Just when you thought the banks in the United States were really sticking it to consumers, least we forget what is happening in Mexico.
I previously wrote about Wal-Mart de Mexico Plans 100,000 Credit Cards by Year-End — With Interest Rates of 59% to 75%
Well apparently Mexico is now starting to draw some lines about the amount of interest that can be charged. According to the Associated Press, see below. But what is troubling is that language limiting interest rate caps has been removed by the Mexican Senate in committee. Let;s hope it can be put back in. If not, people from Mexico may find themselves fleeing across the border to the United States, just to get more reasonable credit card interest rates.
MEXICO CITY — Millions of first-time credit card holders remade Mexico in recent years, buying everything from diapers to DVD players on credit and spurring a boom in consumer spending and bank profits.
Many now regret it: With interest rates, commissions and fees topping 100 percent a year, delinquencies have soared as the global economic crisis boosts unemployment and leads banks to raise rates even more.
“There’s no way out,” said Manuel Correa, a Mexico City messenger who saw his minimum monthly payments quadruple to 1,500 pesos, or $105, when he missed a few after losing his previous job. That amount is a third of his income.
“I’d have to choose between eating, paying the rent or paying the bank,” he said. He chose to eat.
Congressmen, grass roots activists, one of the world’s richest men and even the Roman Catholic Church are now rebelling against the rates, some of the world’s highest and equal to 10 times the top rate banks pay out on deposits.

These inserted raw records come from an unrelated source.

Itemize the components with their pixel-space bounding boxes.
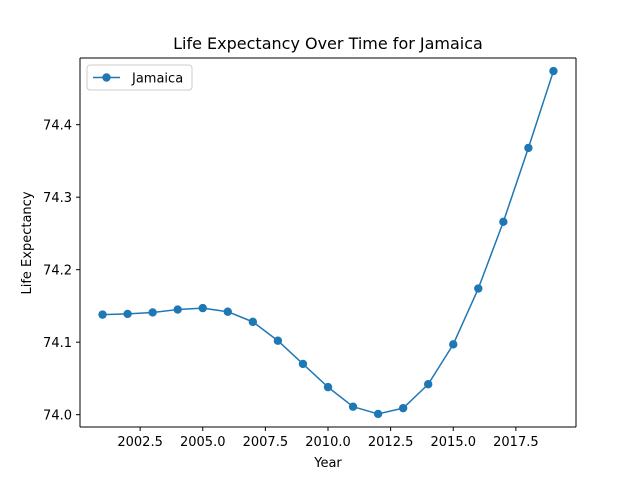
x-tick-label: 2002.5 (117, 435, 163, 450)
data-point (424, 380, 433, 389)
legend: Jamaica (86, 64, 193, 91)
legend-marker-swatch (102, 73, 111, 82)
data-point (248, 317, 258, 327)
data-point (123, 309, 132, 319)
data-point (223, 307, 232, 316)
data-point (549, 66, 558, 76)
x-tick-label: 2012.5 (368, 435, 414, 450)
y-tick-label: 74.0 (43, 409, 72, 424)
data-point (398, 403, 408, 413)
x-tick-label: 2005.0 (180, 435, 226, 450)
data-point (373, 409, 383, 419)
y-tick-label: 74.3 (43, 191, 72, 206)
y-tick-label: 74.2 (43, 264, 72, 279)
data-point (449, 340, 458, 349)
data-point (298, 359, 308, 369)
x-axis-label: Year (313, 456, 342, 471)
legend-label: Jamaica (131, 72, 183, 87)
data-point (499, 217, 508, 227)
legend-box (86, 64, 193, 91)
x-tick-label: 2010.0 (305, 435, 351, 450)
data-point (323, 382, 333, 392)
y-tick-label: 74.4 (43, 119, 72, 134)
y-axis-label: Life Expectancy (20, 191, 35, 294)
data-point (98, 310, 107, 319)
chart-title: Life Expectancy Over Time for Jamaica (173, 34, 483, 53)
data-point (524, 143, 533, 153)
data-point (273, 336, 283, 345)
data-point (198, 303, 207, 313)
x-tick-label: 2017.5 (493, 435, 539, 450)
x-tick-label: 2015.0 (431, 435, 477, 450)
data-point (173, 305, 182, 314)
data-point (348, 402, 358, 411)
data-point (474, 284, 483, 293)
data-point (148, 308, 157, 317)
x-tick-label: 2007.5 (243, 435, 289, 450)
y-tick-label: 74.1 (43, 336, 72, 351)
plot-area: 2002.5 2005.0 2007.5 2010.0 2012.5 2015.0 2017… (43, 57, 577, 450)
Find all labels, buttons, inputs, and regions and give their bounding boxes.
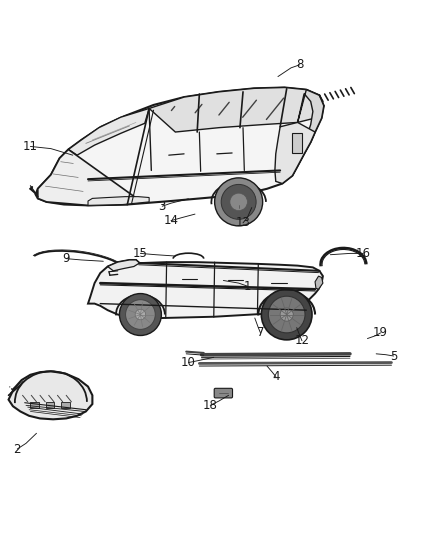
Circle shape: [215, 178, 263, 226]
Bar: [46, 402, 54, 408]
Polygon shape: [88, 260, 323, 318]
Polygon shape: [275, 123, 315, 183]
Polygon shape: [88, 197, 149, 205]
Circle shape: [221, 184, 256, 220]
Circle shape: [230, 193, 247, 211]
Text: 5: 5: [390, 350, 397, 362]
Polygon shape: [9, 372, 92, 419]
Circle shape: [120, 294, 161, 335]
Polygon shape: [149, 87, 324, 132]
FancyBboxPatch shape: [214, 389, 233, 398]
Text: 12: 12: [294, 334, 310, 347]
Circle shape: [261, 289, 312, 340]
Bar: [292, 133, 302, 153]
Bar: [30, 402, 39, 408]
Text: 9: 9: [63, 252, 70, 265]
Text: 11: 11: [23, 140, 38, 153]
Text: 3: 3: [159, 200, 166, 213]
Circle shape: [126, 300, 155, 329]
Circle shape: [280, 308, 293, 321]
Text: 14: 14: [163, 214, 178, 227]
Text: 15: 15: [133, 247, 148, 260]
Text: 1: 1: [244, 280, 251, 293]
Polygon shape: [38, 149, 141, 205]
Polygon shape: [108, 260, 140, 271]
Text: 7: 7: [257, 326, 264, 340]
Text: 4: 4: [272, 370, 279, 383]
Polygon shape: [68, 108, 149, 155]
Text: 2: 2: [14, 442, 21, 456]
Bar: [61, 402, 70, 408]
Text: 10: 10: [181, 356, 196, 369]
Text: 8: 8: [296, 58, 304, 71]
Circle shape: [135, 309, 146, 320]
Polygon shape: [35, 87, 324, 205]
Text: 16: 16: [356, 247, 371, 260]
Circle shape: [268, 296, 305, 333]
Polygon shape: [291, 90, 324, 176]
Text: 19: 19: [373, 326, 388, 340]
Text: 13: 13: [236, 216, 251, 229]
Text: 18: 18: [203, 399, 218, 412]
Polygon shape: [315, 276, 323, 289]
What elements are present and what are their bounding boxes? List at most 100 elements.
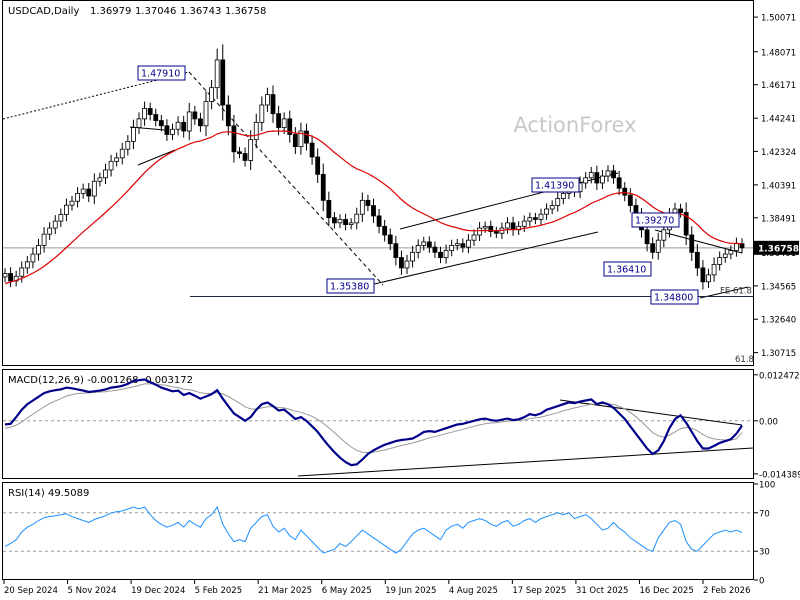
candle-body: [421, 241, 427, 246]
candle-body: [304, 130, 309, 144]
candle-body: [265, 94, 270, 106]
price-annotation-label: 1.39270: [635, 216, 674, 227]
price-axis: 1.50071 1.48071 1.46171 1.44241 1.42324 1.403…: [754, 14, 799, 359]
ohlc-close: 1.36758: [225, 6, 266, 17]
candle-body: [348, 222, 354, 226]
candle-body: [276, 113, 281, 128]
price-annotation-label: 1.36410: [607, 265, 646, 276]
candle-body: [19, 267, 25, 277]
moving-average-line: [4, 130, 743, 285]
candle-body: [505, 222, 510, 229]
candle-body: [700, 267, 706, 283]
candle-body: [538, 213, 544, 220]
price-annotation-label: 1.47910: [141, 69, 180, 80]
price-tick-label: 1.38491: [761, 214, 796, 224]
price-annotation-box: [603, 261, 652, 277]
candle-body: [147, 108, 153, 115]
candle-body: [125, 140, 131, 150]
candle-body: [136, 118, 142, 128]
trendline-dashed-decline: [188, 71, 384, 286]
candle-body: [91, 180, 97, 197]
candle-body: [292, 134, 298, 147]
candle-body: [36, 244, 41, 255]
macd-main-line: [4, 378, 743, 467]
candle-body: [611, 170, 616, 179]
time-axis: 20 Sep 2024 5 Nov 2024 19 Dec 2024 5 Feb 20…: [3, 580, 751, 596]
candle-body: [41, 233, 47, 246]
candle-body: [471, 234, 477, 241]
candle-body: [678, 208, 683, 213]
flag-upper-line: [129, 126, 166, 131]
candle-body: [371, 205, 376, 217]
candle-body: [142, 108, 147, 120]
price-annotation-box: [137, 65, 186, 81]
macd-pane-frame: [2, 369, 754, 479]
candle-body: [242, 153, 248, 161]
candle-body: [52, 220, 58, 229]
candle-body: [594, 172, 600, 184]
candle-body: [644, 229, 650, 245]
candle-body: [192, 111, 198, 120]
candle-body: [270, 94, 276, 115]
candle-body: [343, 218, 348, 225]
macd-lines: [4, 378, 754, 477]
ohlc-low: 1.36743: [180, 6, 221, 17]
candle-body: [376, 215, 382, 227]
macd-tick-label: 0.00: [759, 417, 778, 427]
macd-pane-title: MACD(12,26,9) -0.001268 -0.003172: [8, 375, 193, 386]
price-tick-label: 1.50071: [761, 14, 796, 24]
candle-body: [477, 227, 482, 236]
price-annotation-label: 1.41390: [535, 181, 574, 192]
time-tick-label: 19 Jun 2025: [385, 586, 436, 596]
candle-body: [583, 177, 589, 184]
candle-body: [354, 213, 360, 224]
candle-body: [399, 257, 404, 269]
rsi-axis: 100 70 30 0: [754, 481, 775, 587]
candle-body: [382, 225, 388, 236]
price-tick-label: 1.46171: [761, 81, 796, 91]
candle-body: [214, 59, 220, 89]
candle-body: [544, 208, 549, 215]
candle-body: [521, 220, 527, 227]
candle-body: [454, 243, 460, 246]
price-tick-label: 1.48071: [761, 48, 796, 58]
price-annotation-box: [650, 289, 699, 305]
candle-body: [482, 225, 488, 229]
candle-body: [549, 205, 555, 210]
rsi-grid: [3, 512, 753, 552]
candle-body: [460, 243, 466, 248]
current-price-box: [754, 240, 799, 255]
time-tick-label: 5 Nov 2024: [68, 586, 117, 596]
candle-body: [722, 253, 728, 258]
candle-body: [326, 199, 332, 219]
candle-body: [231, 125, 237, 153]
candle-body: [332, 217, 337, 224]
candle-body: [64, 204, 69, 215]
candle-body: [438, 251, 443, 258]
candle-body: [186, 111, 192, 132]
price-tick-label: 1.30715: [761, 349, 796, 359]
candle-body: [158, 120, 164, 127]
time-tick-label: 21 Mar 2025: [258, 586, 312, 596]
candle-body: [164, 125, 170, 135]
candle-body: [153, 114, 159, 121]
candle-body: [209, 87, 214, 102]
candle-body: [309, 142, 315, 158]
candle-body: [387, 234, 393, 245]
candle-body: [24, 261, 30, 269]
candle-body: [108, 160, 114, 171]
candle-body: [337, 218, 343, 224]
candle-body: [443, 250, 449, 258]
time-tick-label: 31 Oct 2025: [576, 586, 629, 596]
candle-body: [410, 251, 415, 262]
candle-body: [253, 121, 259, 141]
candle-body: [527, 217, 533, 222]
candle-body: [80, 188, 86, 194]
candle-body: [449, 244, 455, 251]
price-annotations: 1.47910 1.35380 1.41390 1.39270 1.36410 1.348…: [137, 65, 754, 365]
candle-body: [600, 175, 605, 184]
candle-body: [728, 250, 734, 255]
macd-axis: 0.012472 0.00 -0.014389: [754, 371, 800, 480]
candle-body: [734, 243, 739, 252]
candle-body: [488, 225, 494, 232]
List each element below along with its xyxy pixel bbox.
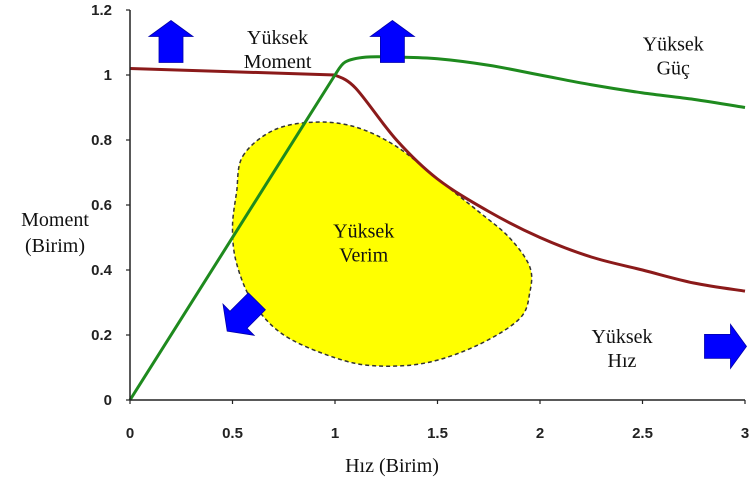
- series-line-2: [128, 55, 746, 401]
- x-tick-label: 0.5: [222, 425, 243, 442]
- y-tick-label: 1: [104, 67, 112, 84]
- y-tick-label: 0.2: [91, 327, 112, 344]
- y-tick-label: 1.2: [91, 2, 112, 19]
- annotation-arrow-3-down-left: [222, 292, 266, 336]
- annotation-arrow-1-up: [147, 20, 195, 63]
- y-tick-label: 0: [104, 392, 112, 409]
- annotation-label-3-line-2: Verim: [339, 245, 388, 267]
- x-axis-label: Hız (Birim): [345, 455, 439, 477]
- annotation-label-4-line-2: Hız: [608, 350, 637, 372]
- annotation-arrow-2-up: [369, 20, 416, 63]
- x-tick-label: 0: [126, 425, 134, 442]
- x-tick-label: 1: [331, 425, 339, 442]
- series-line-1: [129, 67, 746, 293]
- annotation-label-4-line-1: Yüksek: [591, 326, 652, 348]
- x-tick-label: 3: [741, 425, 749, 442]
- x-tick-label: 2: [536, 425, 544, 442]
- x-tick-label: 2.5: [632, 425, 653, 442]
- annotation-label-3-line-1: Yüksek: [333, 221, 394, 243]
- y-tick-label: 0.4: [91, 262, 113, 279]
- x-tick-label: 1.5: [427, 425, 448, 442]
- y-axis-label-line1: Moment: [21, 209, 89, 231]
- annotation-label-2-line-1: Yüksek: [643, 34, 704, 56]
- y-tick-label: 0.6: [91, 197, 112, 214]
- annotation-label-1-line-2: Moment: [244, 51, 312, 73]
- annotation-label-1-line-1: Yüksek: [247, 27, 308, 49]
- annotation-arrow-4-right: [704, 323, 747, 370]
- y-tick-label: 0.8: [91, 132, 112, 149]
- high-efficiency-region: [231, 121, 533, 367]
- y-axis-label-line2: (Birim): [25, 235, 85, 257]
- annotation-label-2-line-2: Güç: [657, 58, 690, 80]
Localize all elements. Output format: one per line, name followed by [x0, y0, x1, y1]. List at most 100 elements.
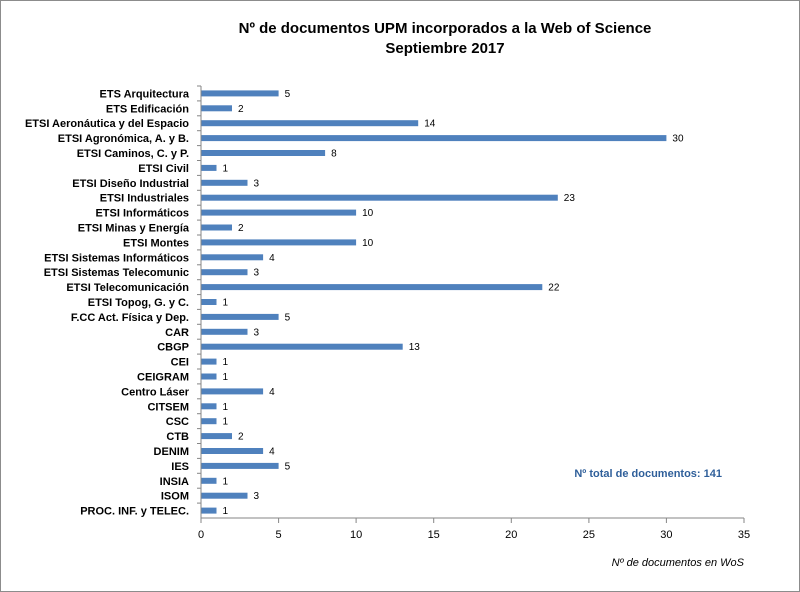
bar: [201, 269, 248, 276]
bar: [201, 194, 558, 201]
category-label: ETSI Diseño Industrial: [72, 178, 189, 190]
bar: [201, 492, 248, 499]
x-tick-label: 25: [583, 529, 595, 541]
data-label: 10: [362, 238, 374, 249]
category-label: ETSI Agronómica, A. y B.: [58, 133, 189, 145]
bar: [201, 462, 279, 469]
category-label: INSIA: [160, 476, 189, 488]
chart-title: Nº de documentos UPM incorporados a la W…: [238, 20, 652, 37]
bar: [201, 135, 667, 142]
category-label: ETS Arquitectura: [100, 88, 190, 100]
category-label: CTB: [166, 431, 189, 443]
x-tick-label: 30: [660, 529, 672, 541]
category-label: ETSI Sistemas Telecomunic: [44, 267, 189, 279]
data-label: 1: [223, 163, 229, 174]
bar: [201, 343, 403, 350]
data-label: 1: [223, 476, 229, 487]
data-label: 2: [238, 223, 244, 234]
category-label: CBGP: [157, 342, 189, 354]
data-label: 1: [223, 357, 229, 368]
data-label: 13: [409, 342, 421, 353]
data-label: 3: [254, 268, 260, 279]
data-label: 1: [223, 298, 229, 309]
bar: [201, 418, 217, 425]
category-label: ETS Edificación: [106, 103, 189, 115]
bar: [201, 313, 279, 320]
category-label: ETSI Sistemas Informáticos: [44, 252, 189, 264]
data-label: 4: [269, 447, 275, 458]
category-label: ETSI Informáticos: [95, 208, 189, 220]
category-label: CEIGRAM: [137, 372, 189, 384]
category-label: ETSI Civil: [138, 163, 189, 175]
bar: [201, 284, 543, 291]
category-label: ETSI Caminos, C. y P.: [77, 148, 189, 160]
chart-subtitle: Septiembre 2017: [385, 40, 505, 57]
category-label: ETSI Aeronáutica y del Espacio: [25, 118, 189, 130]
x-tick-label: 0: [198, 529, 204, 541]
data-label: 10: [362, 208, 374, 219]
x-tick-label: 35: [738, 529, 750, 541]
x-tick-label: 20: [505, 529, 517, 541]
data-label: 30: [672, 134, 684, 145]
data-label: 1: [223, 417, 229, 428]
category-label: CSC: [166, 416, 189, 428]
bar: [201, 254, 264, 261]
data-label: 5: [285, 312, 291, 323]
data-label: 1: [223, 372, 229, 383]
axes-layer: 0 5 10 15 20 25 30 35: [197, 85, 750, 541]
x-tick-label: 10: [350, 529, 362, 541]
data-label: 8: [331, 149, 337, 160]
category-label: Centro Láser: [121, 386, 190, 398]
data-label: 4: [269, 253, 275, 264]
bar: [201, 448, 264, 454]
data-label: 3: [254, 178, 260, 189]
bar: [201, 179, 248, 186]
category-label: ETSI Minas y Energía: [78, 223, 190, 235]
bar: [201, 403, 217, 410]
bar: [201, 433, 232, 440]
x-tick-label: 15: [428, 529, 440, 541]
data-label: 1: [223, 506, 229, 517]
category-label: CITSEM: [147, 401, 189, 413]
data-label: 22: [548, 283, 560, 294]
data-label: 1: [223, 402, 229, 413]
data-label: 3: [254, 327, 260, 338]
data-label: 3: [254, 491, 260, 502]
data-label: 2: [238, 104, 244, 115]
category-label: CAR: [165, 327, 189, 339]
category-label: PROC. INF. y TELEC.: [80, 506, 189, 518]
x-tick-label: 5: [276, 529, 282, 541]
total-annotation: Nº total de documentos: 141: [574, 468, 722, 480]
bar: [201, 358, 217, 365]
bar: [201, 164, 217, 171]
bar: [201, 90, 279, 97]
bar: [201, 150, 326, 156]
bar: [201, 120, 419, 127]
data-label: 5: [285, 89, 291, 100]
data-label: 5: [285, 461, 291, 472]
category-label: DENIM: [154, 446, 189, 458]
category-label: IES: [171, 461, 189, 473]
category-label: ETSI Montes: [123, 237, 189, 249]
data-label: 23: [564, 193, 576, 204]
bar: [201, 239, 357, 246]
category-label: ETSI Industriales: [100, 193, 189, 205]
bar: [201, 477, 217, 484]
bar: [201, 299, 217, 305]
bar: [201, 328, 248, 335]
category-label: ETSI Topog, G. y C.: [88, 297, 189, 309]
data-label: 14: [424, 119, 436, 130]
bar: [201, 105, 232, 112]
bar: [201, 209, 357, 216]
data-label: 4: [269, 387, 275, 398]
bar: [201, 388, 264, 395]
category-label: CEI: [171, 357, 189, 369]
bar: [201, 224, 232, 231]
category-label: ISOM: [161, 491, 189, 503]
category-label: F.CC Act. Física y Dep.: [71, 312, 189, 324]
data-label: 2: [238, 432, 244, 443]
bar: [201, 507, 217, 514]
category-label: ETSI Telecomunicación: [66, 282, 189, 294]
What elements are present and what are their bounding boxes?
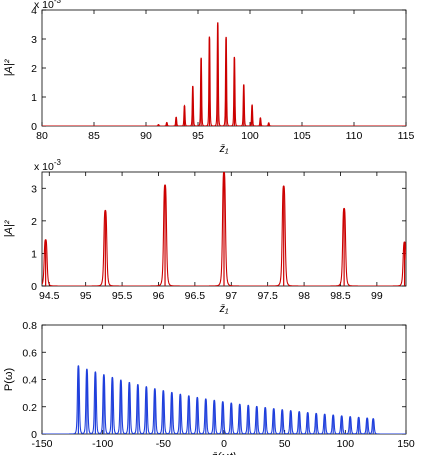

“Banks are acting with irresponsible voracity, demanding extremely high interest rates which in the end, people won’t be able to pay,” the Catholic Archdiocese of Mexico said in December. Banks’ “insatiable greed” is speeding an economic crisis that may spark social unrest, the church warned.
So great is the anger that Mexico’s conservative governing party has argued in favor of following in the footsteps of leftist Venezuela, which caps credit card interest rates at 33 percent.
A bill now before the Senate would allow the central bank to limit bank fees and slash interest rates that regulators consider excessive, and to boost transparency by requiring banks to report more detailed information on the rates they charge. A Senate committee last week removed language that would have capped rates.
Among the unlikely suspects supporting rate reductions is Mexican billionaire Carlos Slim, who in December called credit card interest rates “unsustainable, and in the majority of cases, unpayable.”
Slim’s own bank, Inbursa, offers a card for preferred customers that charges 47.7 percent, one of the lower rates around. But the bank is not a big player in the domestic credit card market and critics dismissed Slim’s statements as carping against bigger competitors.
Critics of the bill’s measures warn they will hit the poor hardest, shaving bank margins and making them less likely to lend to anyone with a less than excellent credit history.
“If we set rate ceilings, we are going to leave out a good number of Mexicans, especially poorer people, without access to credit,” said Enrique Castillo, head of the Association of Mexican Banks.
Banks admit that part of the problem was growth in bank and store credit card accounts. Credit had collapsed in the wake of Mexico’s 1994 peso crisis, making it hard to get a card through the end of the decade.